Elektron mikroskobu altında enfekte olmuş bir hücreden çekilen görüntüyle ilgili üniversite profesörlerinden John Nicholls, “Her enfekte olmuş hücre binlerce yeni enfekte virüs partikülleri üretiyor. Bunlar da yeni hücreleri etkileyebilir” dedi.
Tıptaki adı 2019-nCoV olan koronavirüsün çoğalmasının farklı zaman dilimlerinde nasıl farklılık gösterdiği üzerine çalışmalar bilinen koronavirüslerle kıyaslama yapılarak devam ediyor.
Independent Türkçe'ye konuşan Yeditepe Üniversitesi Öğretim Üyesi Alperen Tuncer, bir virüsün normal şartlar altında davranışını şu şekilde açıkladı:
"Virüsler de bir DNA taşıyor. Uygun bir alan bulduklarında DNA’larını hücre içine bırakıyorlar. Ana bilgisayarı hackelemek gibi düşünün. Hücrenin tüm canlı yapılarını onunmuş gibi kullanıyor.
Hücrenin hayatta kalması için gerekli yapıların anlamlı şekilde bozulduğunu gördükten sonra kendi DNA’sını korumalı hâle getirip hücreyi terk ediyor ve başka bir hücreye saldırıyor."
Prof. Tuncer’e göre koronavirüsün davranışı da benzer şekilde. Ancak yıllardır bilinen bu virüsün çoğalma şekli yeni bir bulgu.
Hücre kültürü çalışmalarının cansız hücreyle yapılamadığını hatırlatan Tuncer, Hong Kong Üniversitesi’nin yayınladığı fotoğrafta hücrenin canlı olduğunu, hücre çeperi dışında görülen 'çıkıntıların' hücreye saldıran ya da hücreden ayrılan virüsler olabileceğini söyledi.
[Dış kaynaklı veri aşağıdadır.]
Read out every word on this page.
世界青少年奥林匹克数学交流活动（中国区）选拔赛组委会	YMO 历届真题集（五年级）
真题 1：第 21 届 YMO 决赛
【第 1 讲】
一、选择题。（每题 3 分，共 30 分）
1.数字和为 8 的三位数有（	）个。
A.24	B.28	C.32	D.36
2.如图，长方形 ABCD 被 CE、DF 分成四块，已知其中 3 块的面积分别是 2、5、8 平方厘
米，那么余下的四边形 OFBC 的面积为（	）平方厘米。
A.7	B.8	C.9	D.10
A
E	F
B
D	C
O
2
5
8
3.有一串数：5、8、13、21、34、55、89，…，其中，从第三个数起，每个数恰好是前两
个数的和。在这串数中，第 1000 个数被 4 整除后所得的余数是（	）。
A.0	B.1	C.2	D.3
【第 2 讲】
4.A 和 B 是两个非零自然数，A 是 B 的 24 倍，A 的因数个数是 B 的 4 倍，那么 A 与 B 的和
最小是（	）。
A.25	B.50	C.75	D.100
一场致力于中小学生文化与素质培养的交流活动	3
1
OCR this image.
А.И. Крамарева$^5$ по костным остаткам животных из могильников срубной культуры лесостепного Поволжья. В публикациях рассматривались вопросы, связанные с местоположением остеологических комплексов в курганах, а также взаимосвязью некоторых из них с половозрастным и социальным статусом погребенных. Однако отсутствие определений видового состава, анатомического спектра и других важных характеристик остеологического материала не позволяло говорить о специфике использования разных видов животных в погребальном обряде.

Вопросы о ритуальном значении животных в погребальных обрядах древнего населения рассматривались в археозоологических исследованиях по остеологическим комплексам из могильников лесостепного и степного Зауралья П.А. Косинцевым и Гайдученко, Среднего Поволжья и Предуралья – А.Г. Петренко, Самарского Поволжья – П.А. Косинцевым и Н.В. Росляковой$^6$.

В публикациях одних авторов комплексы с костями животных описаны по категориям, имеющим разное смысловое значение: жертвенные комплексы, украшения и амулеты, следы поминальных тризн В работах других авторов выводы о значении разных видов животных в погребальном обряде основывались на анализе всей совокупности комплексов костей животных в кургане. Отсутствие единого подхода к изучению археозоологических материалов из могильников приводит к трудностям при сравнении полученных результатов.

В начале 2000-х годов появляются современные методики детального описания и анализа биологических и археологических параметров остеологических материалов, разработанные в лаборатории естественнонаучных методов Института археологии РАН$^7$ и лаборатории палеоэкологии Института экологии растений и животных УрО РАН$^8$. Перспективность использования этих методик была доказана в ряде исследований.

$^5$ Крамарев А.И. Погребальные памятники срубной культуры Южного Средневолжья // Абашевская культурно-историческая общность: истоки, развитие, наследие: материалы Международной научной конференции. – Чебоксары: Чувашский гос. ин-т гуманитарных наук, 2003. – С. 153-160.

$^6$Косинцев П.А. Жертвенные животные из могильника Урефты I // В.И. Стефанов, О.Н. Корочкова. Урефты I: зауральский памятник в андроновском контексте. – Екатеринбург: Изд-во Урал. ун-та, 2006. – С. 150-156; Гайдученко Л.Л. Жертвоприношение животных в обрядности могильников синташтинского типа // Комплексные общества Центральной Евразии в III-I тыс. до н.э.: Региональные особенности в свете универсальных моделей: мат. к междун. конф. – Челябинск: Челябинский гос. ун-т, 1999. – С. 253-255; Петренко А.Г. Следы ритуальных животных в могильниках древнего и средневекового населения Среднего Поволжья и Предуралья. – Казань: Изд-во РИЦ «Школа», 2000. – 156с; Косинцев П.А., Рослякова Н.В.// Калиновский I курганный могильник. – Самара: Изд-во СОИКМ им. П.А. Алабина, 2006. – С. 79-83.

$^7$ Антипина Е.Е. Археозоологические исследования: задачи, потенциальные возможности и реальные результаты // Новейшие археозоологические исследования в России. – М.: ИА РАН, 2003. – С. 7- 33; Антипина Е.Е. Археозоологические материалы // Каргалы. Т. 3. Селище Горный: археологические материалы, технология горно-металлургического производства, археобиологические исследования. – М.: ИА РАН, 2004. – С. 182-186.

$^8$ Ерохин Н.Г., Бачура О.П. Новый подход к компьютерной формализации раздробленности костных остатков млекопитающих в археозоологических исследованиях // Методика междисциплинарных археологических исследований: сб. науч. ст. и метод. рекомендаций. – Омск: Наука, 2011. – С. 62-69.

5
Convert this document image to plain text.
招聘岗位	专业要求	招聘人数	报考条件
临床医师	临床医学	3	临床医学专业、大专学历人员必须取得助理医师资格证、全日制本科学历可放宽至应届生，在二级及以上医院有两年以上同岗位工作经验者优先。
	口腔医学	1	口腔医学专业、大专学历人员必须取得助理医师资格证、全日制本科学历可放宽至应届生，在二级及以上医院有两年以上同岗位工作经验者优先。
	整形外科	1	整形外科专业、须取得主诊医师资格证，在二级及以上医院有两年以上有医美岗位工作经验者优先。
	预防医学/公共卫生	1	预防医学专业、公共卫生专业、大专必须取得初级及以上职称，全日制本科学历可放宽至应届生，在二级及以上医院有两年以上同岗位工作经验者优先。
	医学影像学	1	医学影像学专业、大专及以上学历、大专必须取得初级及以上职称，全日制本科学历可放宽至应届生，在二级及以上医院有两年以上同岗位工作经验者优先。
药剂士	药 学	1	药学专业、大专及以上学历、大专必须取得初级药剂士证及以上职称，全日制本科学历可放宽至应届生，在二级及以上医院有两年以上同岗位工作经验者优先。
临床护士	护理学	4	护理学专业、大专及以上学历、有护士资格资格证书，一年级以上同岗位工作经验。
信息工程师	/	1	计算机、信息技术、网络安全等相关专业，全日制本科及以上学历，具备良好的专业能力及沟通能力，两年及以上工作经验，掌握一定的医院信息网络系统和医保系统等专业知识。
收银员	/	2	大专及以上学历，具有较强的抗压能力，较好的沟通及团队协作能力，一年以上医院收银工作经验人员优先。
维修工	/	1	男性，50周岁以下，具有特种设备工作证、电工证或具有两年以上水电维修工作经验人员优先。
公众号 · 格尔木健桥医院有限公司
Koronavirüsün kanser hücresinin çoğalma hızına benzer bir davranış gösterdiğini aktaran Alperen Tuncer, "Farz edelim ki bir koronavirüs bir saat içerisinde kendinden “n” kadar üretsin. Yeni tip, X üzeri “n” kadar üretiyor olabilir. Virüsün yapısıyla ilgili araştırılması gereken daha çok parametre var" diye konuştu.